Alpha of Centauri is a special Star – not only because it is closest to our solar system, but it is also one of the places in the Milky Way where life may exist. If people are looking for intelligent life outside our Solar System, Alpha of Centauri is an excellent candidate.
The Alpha of Centauri is located at a distance of 4.35 light-years from us. In fact, it is a triple star system. The two bright components, Alpha Centauri A and B, form a pair. They travel about each other for 80 years at a distance of 23 AU (1 AU = distance from the Sun to Earth). The third member of the system, Alpha Centauri C, is 13,000 AU away from A and B, or 400 times the distance from the Sun to Neptune. This is too long, so it is unclear whether C is actually connected to A and B or it has been torn off the system millions of years ago.

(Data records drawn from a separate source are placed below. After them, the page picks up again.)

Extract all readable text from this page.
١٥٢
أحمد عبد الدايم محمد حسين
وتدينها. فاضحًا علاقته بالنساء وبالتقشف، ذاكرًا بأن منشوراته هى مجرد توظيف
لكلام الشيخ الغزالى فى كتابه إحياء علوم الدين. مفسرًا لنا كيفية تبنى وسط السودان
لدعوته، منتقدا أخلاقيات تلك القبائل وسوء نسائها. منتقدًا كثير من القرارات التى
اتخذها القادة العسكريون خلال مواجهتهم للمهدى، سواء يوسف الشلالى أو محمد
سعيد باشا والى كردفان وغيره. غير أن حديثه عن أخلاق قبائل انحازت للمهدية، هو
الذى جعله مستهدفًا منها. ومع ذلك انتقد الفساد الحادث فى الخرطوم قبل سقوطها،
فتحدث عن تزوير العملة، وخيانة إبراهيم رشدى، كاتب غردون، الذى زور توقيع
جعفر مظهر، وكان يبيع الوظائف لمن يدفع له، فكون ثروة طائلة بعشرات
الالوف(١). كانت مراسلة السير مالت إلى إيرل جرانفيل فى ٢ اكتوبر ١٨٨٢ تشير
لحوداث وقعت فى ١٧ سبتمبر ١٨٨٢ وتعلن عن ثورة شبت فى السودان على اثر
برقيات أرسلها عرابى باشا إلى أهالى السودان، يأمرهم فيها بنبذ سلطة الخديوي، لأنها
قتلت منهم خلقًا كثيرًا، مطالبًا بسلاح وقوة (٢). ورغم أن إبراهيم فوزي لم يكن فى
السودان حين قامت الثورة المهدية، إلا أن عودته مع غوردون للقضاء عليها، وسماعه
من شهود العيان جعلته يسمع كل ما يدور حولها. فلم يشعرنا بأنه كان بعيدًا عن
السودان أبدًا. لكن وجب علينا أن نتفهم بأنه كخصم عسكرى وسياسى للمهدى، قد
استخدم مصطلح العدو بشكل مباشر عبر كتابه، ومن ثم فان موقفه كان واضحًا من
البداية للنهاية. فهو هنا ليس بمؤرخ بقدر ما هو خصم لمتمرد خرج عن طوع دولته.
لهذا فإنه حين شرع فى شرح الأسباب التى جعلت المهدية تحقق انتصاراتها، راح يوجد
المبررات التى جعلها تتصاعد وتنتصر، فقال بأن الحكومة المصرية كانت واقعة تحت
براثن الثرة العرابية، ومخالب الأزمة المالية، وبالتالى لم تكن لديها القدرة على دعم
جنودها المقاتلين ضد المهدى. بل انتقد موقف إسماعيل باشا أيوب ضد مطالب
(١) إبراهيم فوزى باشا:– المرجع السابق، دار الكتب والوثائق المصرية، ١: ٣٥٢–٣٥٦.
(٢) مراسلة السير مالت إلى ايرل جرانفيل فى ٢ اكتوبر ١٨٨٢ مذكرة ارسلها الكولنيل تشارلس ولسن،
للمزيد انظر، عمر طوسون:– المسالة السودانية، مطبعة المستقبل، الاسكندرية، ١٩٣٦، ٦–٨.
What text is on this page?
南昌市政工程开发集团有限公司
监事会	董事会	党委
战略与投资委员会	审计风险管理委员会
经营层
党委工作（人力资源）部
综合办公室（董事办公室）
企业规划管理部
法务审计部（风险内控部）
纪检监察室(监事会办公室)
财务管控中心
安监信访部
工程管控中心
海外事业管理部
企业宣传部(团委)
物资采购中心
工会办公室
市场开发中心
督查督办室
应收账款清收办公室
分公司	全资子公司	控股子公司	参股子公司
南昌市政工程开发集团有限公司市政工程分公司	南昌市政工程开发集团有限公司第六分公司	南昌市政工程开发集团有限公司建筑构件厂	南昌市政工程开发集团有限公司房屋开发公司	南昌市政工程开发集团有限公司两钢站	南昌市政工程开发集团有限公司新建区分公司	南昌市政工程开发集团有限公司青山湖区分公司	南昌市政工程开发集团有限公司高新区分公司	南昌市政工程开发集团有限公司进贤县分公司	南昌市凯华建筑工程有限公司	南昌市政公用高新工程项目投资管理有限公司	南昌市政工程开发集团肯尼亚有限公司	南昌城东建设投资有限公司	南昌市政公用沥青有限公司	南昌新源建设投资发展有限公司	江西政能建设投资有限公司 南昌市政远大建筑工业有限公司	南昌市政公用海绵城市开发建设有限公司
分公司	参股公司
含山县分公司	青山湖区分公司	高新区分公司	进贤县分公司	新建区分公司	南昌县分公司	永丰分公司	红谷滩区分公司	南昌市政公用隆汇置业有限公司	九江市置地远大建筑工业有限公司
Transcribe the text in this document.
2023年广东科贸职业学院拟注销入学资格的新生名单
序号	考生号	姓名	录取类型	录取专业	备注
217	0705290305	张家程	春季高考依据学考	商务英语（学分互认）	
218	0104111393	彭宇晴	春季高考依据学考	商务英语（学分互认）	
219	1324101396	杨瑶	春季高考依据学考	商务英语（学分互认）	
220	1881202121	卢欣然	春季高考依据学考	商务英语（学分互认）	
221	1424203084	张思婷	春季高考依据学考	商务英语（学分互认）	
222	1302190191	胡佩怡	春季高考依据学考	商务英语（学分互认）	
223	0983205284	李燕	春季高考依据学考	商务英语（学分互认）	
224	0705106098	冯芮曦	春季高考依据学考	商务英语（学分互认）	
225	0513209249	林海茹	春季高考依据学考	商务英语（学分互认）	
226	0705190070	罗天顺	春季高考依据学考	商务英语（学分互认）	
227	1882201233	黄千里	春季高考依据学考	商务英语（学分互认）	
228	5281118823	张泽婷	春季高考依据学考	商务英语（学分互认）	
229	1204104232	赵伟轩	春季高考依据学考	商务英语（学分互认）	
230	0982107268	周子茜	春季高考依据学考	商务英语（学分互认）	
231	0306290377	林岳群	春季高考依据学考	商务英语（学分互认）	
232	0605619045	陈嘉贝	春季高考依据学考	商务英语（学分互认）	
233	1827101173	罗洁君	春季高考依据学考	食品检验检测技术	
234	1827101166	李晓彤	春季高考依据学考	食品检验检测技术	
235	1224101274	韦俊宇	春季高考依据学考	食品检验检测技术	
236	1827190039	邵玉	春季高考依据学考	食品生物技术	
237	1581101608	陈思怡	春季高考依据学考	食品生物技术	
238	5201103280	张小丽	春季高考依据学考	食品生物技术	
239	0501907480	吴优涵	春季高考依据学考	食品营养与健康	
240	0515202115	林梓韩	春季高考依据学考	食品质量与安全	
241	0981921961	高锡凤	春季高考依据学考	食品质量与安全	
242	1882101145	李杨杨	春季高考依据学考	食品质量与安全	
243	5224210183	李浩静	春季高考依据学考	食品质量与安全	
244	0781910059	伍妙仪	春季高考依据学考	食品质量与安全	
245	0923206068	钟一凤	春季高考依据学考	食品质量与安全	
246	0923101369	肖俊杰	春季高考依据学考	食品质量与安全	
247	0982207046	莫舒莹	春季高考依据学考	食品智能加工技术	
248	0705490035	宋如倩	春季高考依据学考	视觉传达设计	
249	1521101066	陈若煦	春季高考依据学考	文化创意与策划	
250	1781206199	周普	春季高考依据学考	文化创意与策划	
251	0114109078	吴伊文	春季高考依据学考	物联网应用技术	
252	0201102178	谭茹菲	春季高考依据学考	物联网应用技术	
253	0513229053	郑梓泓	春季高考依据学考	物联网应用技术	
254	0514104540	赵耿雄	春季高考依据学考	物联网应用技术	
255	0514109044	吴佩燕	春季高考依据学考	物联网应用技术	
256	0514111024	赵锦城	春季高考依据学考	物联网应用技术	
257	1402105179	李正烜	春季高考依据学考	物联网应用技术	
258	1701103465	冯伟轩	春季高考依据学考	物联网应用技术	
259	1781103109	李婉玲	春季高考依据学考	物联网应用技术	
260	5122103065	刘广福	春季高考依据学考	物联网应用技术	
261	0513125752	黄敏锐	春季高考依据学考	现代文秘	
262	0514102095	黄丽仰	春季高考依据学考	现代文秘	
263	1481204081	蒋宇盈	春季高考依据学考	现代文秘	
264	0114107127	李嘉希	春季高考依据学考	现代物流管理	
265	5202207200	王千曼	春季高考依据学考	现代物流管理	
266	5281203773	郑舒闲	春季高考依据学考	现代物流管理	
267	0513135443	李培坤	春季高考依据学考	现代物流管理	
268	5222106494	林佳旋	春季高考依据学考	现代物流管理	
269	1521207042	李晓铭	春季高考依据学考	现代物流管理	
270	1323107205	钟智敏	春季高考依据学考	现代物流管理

Currently Alpha Centauri C is closest to us – only 4.22 light years and is the closest individual star to the Sun. Because of this closeness, Alpha Centauri C is also called Proxima.
Alpha Centauri A is a yellow star with a spectral class G2, just like our Sun. Its temperature and color are the same as the Sun. Alpha Centauri B is an orange star with a spectral class K1. While Alpha Centauri A and B are similar to the Sun, Proxima is a timid, red dwarf with a spectral class M5 – very pale, cold and small to the Sun. Proxima is very dim, so it was not discovered until 1915 and despite its proximity can not be seen with a naked eye.